Roll-Your-Own Kodi Media Centre
If you'd rather just use a desktop distro of your choice and install Kodi as an app, it's pretty simple. Open a command line and run an update:
sudo apt-get update && apt-get upgrade
Next, install Kodi:
sudo apt-get install kodi
That's it! Easy as pi(e).
How to Install Kodi Add-ons and Suggested Add-ons
After installing Kodi, you'll want to perform a bit of basic set up which includes installing add-ons. It's a good idea to allow for installation of Kodi add-ons from unknown sources, or apps not in the Kodi repositories. Navigate to Settings > System Settings and toggle Unknown Sources to on. You'll see a warning, read it and click Ok.

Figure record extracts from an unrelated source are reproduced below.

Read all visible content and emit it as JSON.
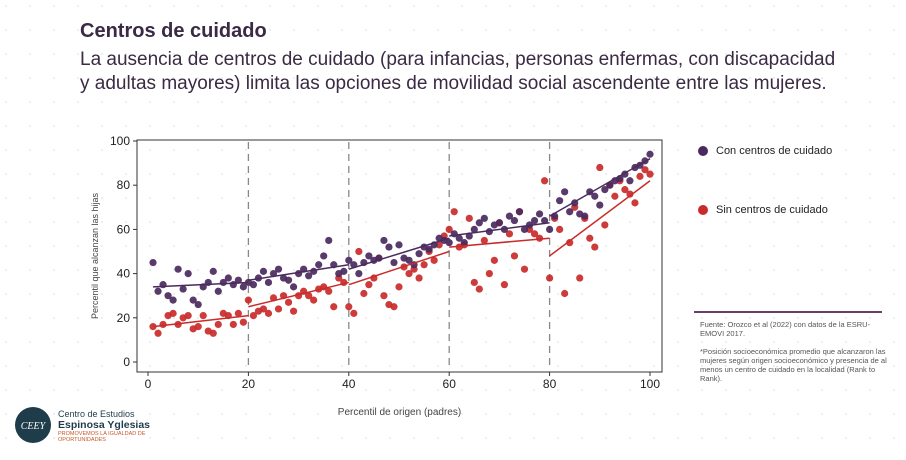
{
  "header": {
    "title": "Centros de cuidado",
    "subtitle": "La ausencia de centros de cuidado (para infancias, personas enfermas, con discapacidad y adultas mayores) limita las opciones de movilidad social ascendente entre las mujeres."
  },
  "notes": {
    "source": "Fuente: Orozco et al (2022) con datos de la ESRU-EMOVI 2017.",
    "footnote": "*Posición socioeconómica promedio que alcanzaron las mujeres según origen socioeconómico y presencia de al menos un centro de cuidado en la localidad (Rank to Rank)."
  },
  "org": {
    "line1": "Centro de Estudios",
    "line2": "Espinosa Yglesias",
    "line3": "PROMOVEMOS LA IGUALDAD DE OPORTUNIDADES",
    "logo_text": "CEEY"
  },
  "chart_data": {
    "type": "scatter",
    "title": "",
    "xlabel": "Percentil de origen (padres)",
    "ylabel": "Percentil que alcanzan las hijas",
    "xlim": [
      0,
      100
    ],
    "ylim": [
      0,
      100
    ],
    "xticks": [
      0,
      20,
      40,
      60,
      80,
      100
    ],
    "yticks": [
      0,
      20,
      40,
      60,
      80,
      100
    ],
    "vlines": [
      20,
      40,
      60,
      80
    ],
    "legend_position": "right",
    "grid": false,
    "series": [
      {
        "name": "Con centros de cuidado",
        "color": "#4a2a5e",
        "x": [
          1,
          2,
          3,
          4,
          5,
          6,
          7,
          8,
          9,
          10,
          11,
          12,
          13,
          14,
          15,
          16,
          17,
          18,
          19,
          20,
          21,
          22,
          23,
          24,
          25,
          26,
          27,
          28,
          29,
          30,
          31,
          32,
          33,
          34,
          35,
          36,
          37,
          38,
          39,
          40,
          41,
          42,
          43,
          44,
          45,
          46,
          47,
          48,
          49,
          50,
          51,
          52,
          53,
          54,
          55,
          56,
          57,
          58,
          59,
          60,
          61,
          62,
          63,
          64,
          65,
          66,
          67,
          68,
          69,
          70,
          71,
          72,
          73,
          74,
          75,
          76,
          77,
          78,
          79,
          80,
          81,
          82,
          83,
          84,
          85,
          86,
          87,
          88,
          89,
          90,
          91,
          92,
          93,
          94,
          95,
          96,
          97,
          98,
          99,
          100
        ],
        "y": [
          45,
          32,
          35,
          30,
          28,
          42,
          33,
          40,
          28,
          26,
          34,
          36,
          41,
          32,
          36,
          38,
          35,
          37,
          34,
          36,
          35,
          38,
          41,
          36,
          40,
          42,
          38,
          37,
          34,
          40,
          42,
          39,
          41,
          44,
          48,
          55,
          44,
          40,
          41,
          46,
          44,
          40,
          45,
          48,
          46,
          47,
          55,
          52,
          45,
          53,
          47,
          46,
          44,
          49,
          52,
          51,
          53,
          56,
          55,
          54,
          58,
          56,
          54,
          57,
          60,
          63,
          65,
          59,
          62,
          63,
          60,
          66,
          64,
          68,
          60,
          62,
          64,
          67,
          64,
          60,
          66,
          73,
          77,
          68,
          72,
          67,
          66,
          77,
          75,
          71,
          78,
          80,
          82,
          83,
          85,
          82,
          88,
          89,
          91,
          94
        ]
      },
      {
        "name": "Sin centros de cuidado",
        "color": "#c92a2a",
        "x": [
          1,
          2,
          3,
          4,
          5,
          6,
          7,
          8,
          9,
          10,
          11,
          12,
          13,
          14,
          15,
          16,
          17,
          18,
          19,
          20,
          21,
          22,
          23,
          24,
          25,
          26,
          27,
          28,
          29,
          30,
          31,
          32,
          33,
          34,
          35,
          36,
          37,
          38,
          39,
          40,
          41,
          42,
          43,
          44,
          45,
          46,
          47,
          48,
          49,
          50,
          51,
          52,
          53,
          54,
          55,
          56,
          57,
          58,
          59,
          60,
          61,
          62,
          63,
          64,
          65,
          66,
          67,
          68,
          69,
          70,
          71,
          72,
          73,
          74,
          75,
          76,
          77,
          78,
          79,
          80,
          81,
          82,
          83,
          84,
          85,
          86,
          87,
          88,
          89,
          90,
          91,
          92,
          93,
          94,
          95,
          96,
          97,
          98,
          99,
          100
        ],
        "y": [
          16,
          13,
          17,
          21,
          22,
          17,
          20,
          21,
          15,
          16,
          21,
          14,
          13,
          17,
          22,
          21,
          17,
          22,
          18,
          28,
          21,
          23,
          24,
          22,
          29,
          24,
          30,
          27,
          23,
          30,
          32,
          30,
          28,
          33,
          34,
          32,
          25,
          38,
          36,
          25,
          22,
          50,
          31,
          35,
          38,
          47,
          30,
          26,
          25,
          34,
          43,
          40,
          42,
          38,
          44,
          50,
          46,
          53,
          57,
          60,
          68,
          52,
          53,
          65,
          36,
          33,
          55,
          40,
          46,
          63,
          35,
          58,
          48,
          68,
          42,
          60,
          58,
          56,
          82,
          38,
          65,
          60,
          31,
          54,
          70,
          38,
          65,
          56,
          52,
          88,
          62,
          80,
          75,
          82,
          78,
          76,
          72,
          84,
          87,
          85
        ]
      }
    ],
    "fit_lines": [
      {
        "series": "Con centros de cuidado",
        "segments": [
          [
            1,
            34,
            20,
            36
          ],
          [
            20,
            37,
            40,
            44
          ],
          [
            40,
            42,
            60,
            56
          ],
          [
            60,
            57,
            80,
            63
          ],
          [
            80,
            66,
            100,
            92
          ]
        ]
      },
      {
        "series": "Sin centros de cuidado",
        "segments": [
          [
            1,
            16,
            20,
            21
          ],
          [
            20,
            25,
            40,
            36
          ],
          [
            40,
            35,
            60,
            50
          ],
          [
            60,
            52,
            80,
            56
          ],
          [
            80,
            48,
            100,
            82
          ]
        ]
      }
    ]
  }
}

Now, head back Add-ons > Download and select your add-on type such as Video Add-ons or Music Add-ons. For example, you can install the official Plex for Kodi add-on from the Kodi repo by going to Add-ons > Download > Video Add-ons > Plex > Install. Then, the Plex add-on for Kodi downloads and installs. Once it's loaded up, open the Plex add-on, and sign in with your Plex credentials. You'll then be able to stream from your Plex server.
There are tons of legal Kodi add-ons available for your entertainment needs. I recommend using Plex, Spotify, PopcornFlix, BBC iPlayer, Crackle, Funimation NOW, and YouTube. Classic Cinema Online is an excellent option as well, and one of the best free legal streaming movie sites around. USTVNow and Pluto TV are great for live TV streaming. And for retro gaming, the ROM Collection Browser opens the door for emulation with Kodi.
Best legal Kodi add-ons:
- BBC iPlayer
- Funimation NOW
- Pluto TV
- Classic Cinema Online
- ROM Collection Browser
How to Add Media Sources in Kodi
Aside from streaming media, you can also add local media sources such as network drives or files from connected harddrives. For videos, head to Videos > Files > Add Videos > Browse and find a folder of videos on a connected harddrive or flash drive. Then, hit Ok. After that, use the default name or rename that video source.
Next, set the content type. This could be Movies, TV Shows, Music Videos, or None. Choose your scraper information, such as The Movie Database. There are tons of different settings you can pick, such as keeping the original title, enabling fan art, and enabling trailers via YouTube.
If you've got a remote source, you might want to add your network share. I've got a ThinkServer TS140 Plex server running headless and I added that as a network share to my Raspberry Pi Kodi HTPC. As such, I was able to playback any movies, TV shows, and music on my server. Head over to Videos > Files > Add Videos > Browse > Add Network Location... and select your SMB server or remote NAS. For this, you'll need to enter a server name, protocol (i.e. SMB), and the network address (IP address) or device name.
The process is the same for photos or music, but you'll replace videos with music or photos.
How to Build a Kodi Raspberry Pi HTPC - Final Thoughts
Building a home theatre PC with Kodi on a Raspberry Pi is incredibly simple. Yet it provides tons of functionality. You'll be able to play your entire media collection of movies, TV shows, and music all in one place complete with lovely box art. And streaming add-ons for Kodi let you access content from a variety of sources including Spotify, Funimation, and YouTube. It's a great app for cord-cutters. Personally, I prefer running LibreELEC on my Raspberry Pi 4, or RetroPie on my Pi 3 B+. I've got my Plex server synched up via a remote network share, as well as a slew of plugins installed including Plex, Funimation, and Netflix. And it's easy enough to connect a flash drive full of DVD or Blu-ray rips for playback with Kodi. Overall, a Raspberry Pi Kodi media centre is one of the easiest yet most useful Raspberry Pi projects you can complete.